(Bloomberg) -- Retail traders in Hong Kong were dealt a blow as $1.55 billion of leveraged derivatives were called by banks during the recent stock slump, exacerbating market volatility and highlighting the risk of the popular structured product.
Trading in hundreds of mostly bullish contracts was terminated from Jan. 17 to 22, exchange data show, causing investors to lose the premium they paid and triggering a rush by banks to unwind their hedge positions. A bulk of the losses happened on Jan. 17, when the Hang Seng Index posted its biggest decline since October 2022.
The derivatives, known as callable bull or bear contracts that are sold by the city’s biggest investment banks, allow investors to place leveraged wagers without buying the underlying asset. Their popularity has meant trades related to the securities have frequently been blamed for driving up market volatility in previous routs.
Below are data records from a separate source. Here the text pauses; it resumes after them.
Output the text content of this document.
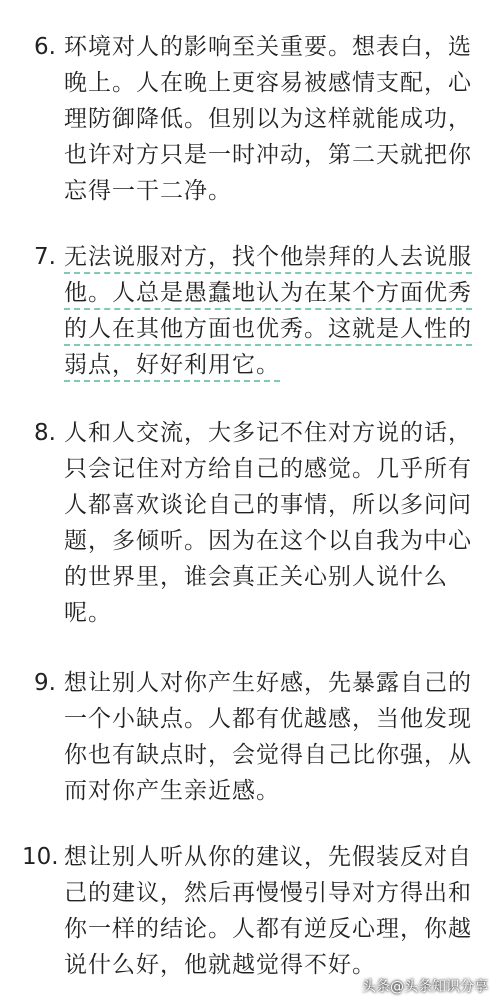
6. 环境对人的影响至关重要。想表白，选
晚上。人在晚上更容易被感情支配，心
理防御降低。但别以为这样就能成功，
也许对方只是一时冲动，第二天就把你
忘得一干二净。
7. 无法说服对方，找个他崇拜的人去说服
他。人总是愚蠢地认为在某个方面优秀
的人在其他方面也优秀。这就是人性的
弱点，好好利用它。
8. 人和人交流，大多记不住对方说的话，
只会记住对方给自己的感觉。几乎所有
人都喜欢谈论自己的事情，所以多问问
题，多倾听。因为在这个以自我为中心
的世界里，谁会真正关心别人说什么
呢。
9. 想让别人对你产生好感，先暴露自己的
一个小缺点。人都有优越感，当他发现
你也有缺点时，会觉得自己比你强，从
而对你产生亲近感。
10. 想让别人听从你的建议，先假装反对自
己的建议，然后再慢慢引导对方得出和
你一样的结论。人都有逆反心理，你越
说什么好，他就越觉得不好。
头条@头条知识分享
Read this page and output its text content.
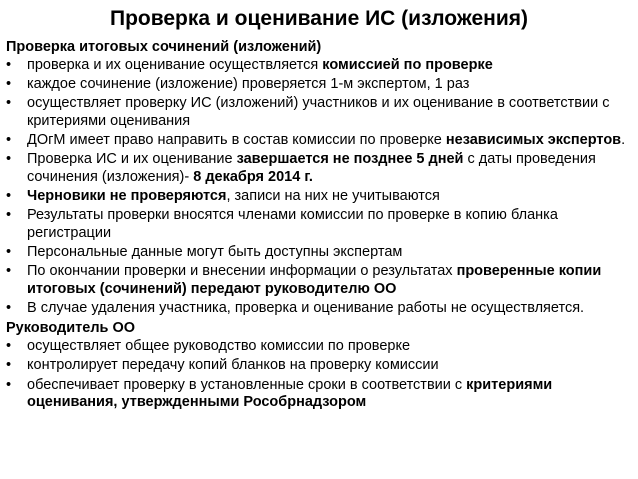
Проверка и оценивание ИС (изложения)

Проверка итоговых сочинений (изложений)

•	проверка и их оценивание осуществляется комиссией по проверке
•	каждое сочинение (изложение) проверяется 1-м экспертом, 1 раз
•	осуществляет проверку ИС (изложений) участников и их оценивание в соответствии с критериями оценивания
•	ДОгМ имеет право направить в состав комиссии по проверке независимых экспертов.
•	Проверка ИС и их оценивание завершается не позднее 5 дней с даты проведения сочинения (изложения)- 8 декабря 2014 г.
•	Черновики не проверяются, записи на них не учитываются
•	Результаты проверки вносятся членами комиссии по проверке в копию бланка регистрации
•	Персональные данные могут быть доступны экспертам
•	По окончании проверки и внесении информации о результатах проверенные копии итоговых (сочинений) передают руководителю ОО
•	В случае удаления участника, проверка и оценивание работы не осуществляется.

Руководитель ОО

•	осуществляет общее руководство комиссии по проверке
•	контролирует передачу копий бланков на проверку комиссии
•	обеспечивает проверку в установленные сроки в соответствии с критериями оценивания, утвержденными Рособрнадзором
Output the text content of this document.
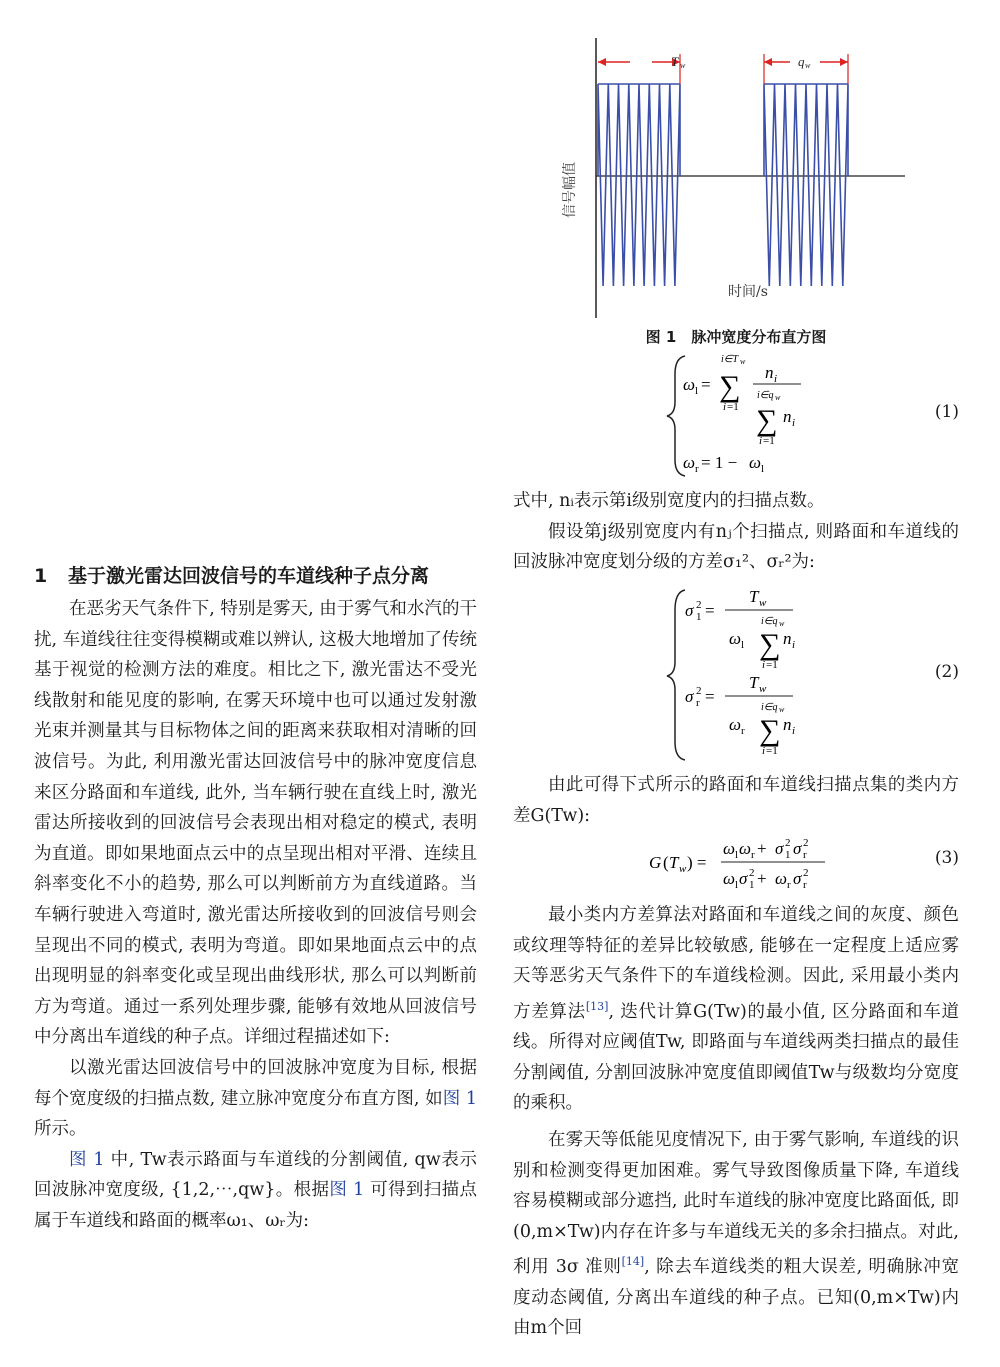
T w	q w
信号幅值
时间/s
图 1　脉冲宽度分布直方图
ω l =
i∈T w
∑
i =1
n i
i∈q w
∑
i =1
n i
ω r = 1 − ω l
(1)

式中, nᵢ表示第i级别宽度内的扫描点数。

假设第j级别宽度内有nⱼ个扫描点, 则路面和车道线的回波脉冲宽度划分级的方差σ₁²、σᵣ²为:

σ 2
1 =
T w
i∈q w
ω l ∑
i =1
n i
σ 2
r =
T w
i∈q w
ω r ∑
i =1
n i
(2)

由此可得下式所示的路面和车道线扫描点集的类内方差G(Tw):

G ( T w ) =
ω l ω r + σ 2
1 σ 2
r
ω l σ 2
1 + ω r σ 2
r
(3)

最小类内方差算法对路面和车道线之间的灰度、颜色或纹理等特征的差异比较敏感, 能够在一定程度上适应雾天等恶劣天气条件下的车道线检测。因此, 采用最小类内方差算法[13], 迭代计算G(Tw)的最小值, 区分路面和车道线。所得对应阈值Tw, 即路面与车道线两类扫描点的最佳分割阈值, 分割回波脉冲宽度值即阈值Tw与级数均分宽度的乘积。

在雾天等低能见度情况下, 由于雾气影响, 车道线的识别和检测变得更加困难。雾气导致图像质量下降, 车道线容易模糊或部分遮挡, 此时车道线的脉冲宽度比路面低, 即(0,m×Tw)内存在许多与车道线无关的多余扫描点。对此, 利用 3σ 准则[14], 除去车道线类的粗大误差, 明确脉冲宽度动态阈值, 分离出车道线的种子点。已知(0,m×Tw)内由m个回

1 基于激光雷达回波信号的车道线种子点分离

在恶劣天气条件下, 特别是雾天, 由于雾气和水汽的干扰, 车道线往往变得模糊或难以辨认, 这极大地增加了传统基于视觉的检测方法的难度。相比之下, 激光雷达不受光线散射和能见度的影响, 在雾天环境中也可以通过发射激光束并测量其与目标物体之间的距离来获取相对清晰的回波信号。为此, 利用激光雷达回波信号中的脉冲宽度信息来区分路面和车道线, 此外, 当车辆行驶在直线上时, 激光雷达所接收到的回波信号会表现出相对稳定的模式, 表明为直道。即如果地面点云中的点呈现出相对平滑、连续且斜率变化不小的趋势, 那么可以判断前方为直线道路。当车辆行驶进入弯道时, 激光雷达所接收到的回波信号则会呈现出不同的模式, 表明为弯道。即如果地面点云中的点出现明显的斜率变化或呈现出曲线形状, 那么可以判断前方为弯道。通过一系列处理步骤, 能够有效地从回波信号中分离出车道线的种子点。详细过程描述如下:

以激光雷达回波信号中的回波脉冲宽度为目标, 根据每个宽度级的扫描点数, 建立脉冲宽度分布直方图, 如图 1 所示。

图 1 中, Tw表示路面与车道线的分割阈值, qw表示回波脉冲宽度级, {1,2,⋯,qw}。根据图 1 可得到扫描点属于车道线和路面的概率ω₁、ωᵣ为:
Read: Hong Kong Stock Rout Driven by Structured Products, Traders Say
That was what happened in the latest leg of Hong Kong’s stock rout. Some 633 contracts, mostly tied to the HSI, got knocked out in four sessions, according to exchange data.
Their notional value amounted to more than $1 billion on Jan. 17 alone — one of the biggest knockouts of such contracts over the past year — and nearly $500 million over the following three sessions, according to calculations by Soujit Ghosh, Bloomberg APAC Lead for Equity Derivatives.
Investors pay a premium for the contracts, which pay out depending on where the price of the underlying asset settles compared with the strike price on expiry. Should they hit their call price before that, trading is stopped and investors may lose all their original investments.
Equities in Hong Kong — a majority of which are mainland firms — have been hammered as uncertainties over China’s growth trajectory and Beijing’s policy whims sapped sentiment. While China’s latest attempt to stabilize markets has sparked a rebound, investors remain skeptical whether the gains can last.
READ: China’s $6 Trillion Stock Wipeout Exposes Deeper Problems for Xi
Structured derivatives called “snowballs” have also been pointed out as the driver behind volatility in the mainland stock market as gauges tumbled to knock-in levels in recent weeks.
In Hong Kong, the next key trigger level would be 14,700 points, to which 1,369 outstanding bullish HSI contracts are tied as of early Thursday, according to Societe Generale SA data. That’s about 9% lower from current levels.
Hong Kong is the world’s largest market for listed structured products, with their average daily turnover of about HK$11.8 billion ($1.5 billion) amounting to about 11% of the value traded in the cash market, according to exchange data.
(Earlier version was corrected to clarify traders don’t lose $1.6 billion, but the premium they paid. Updates with more explanation on CBBCs.)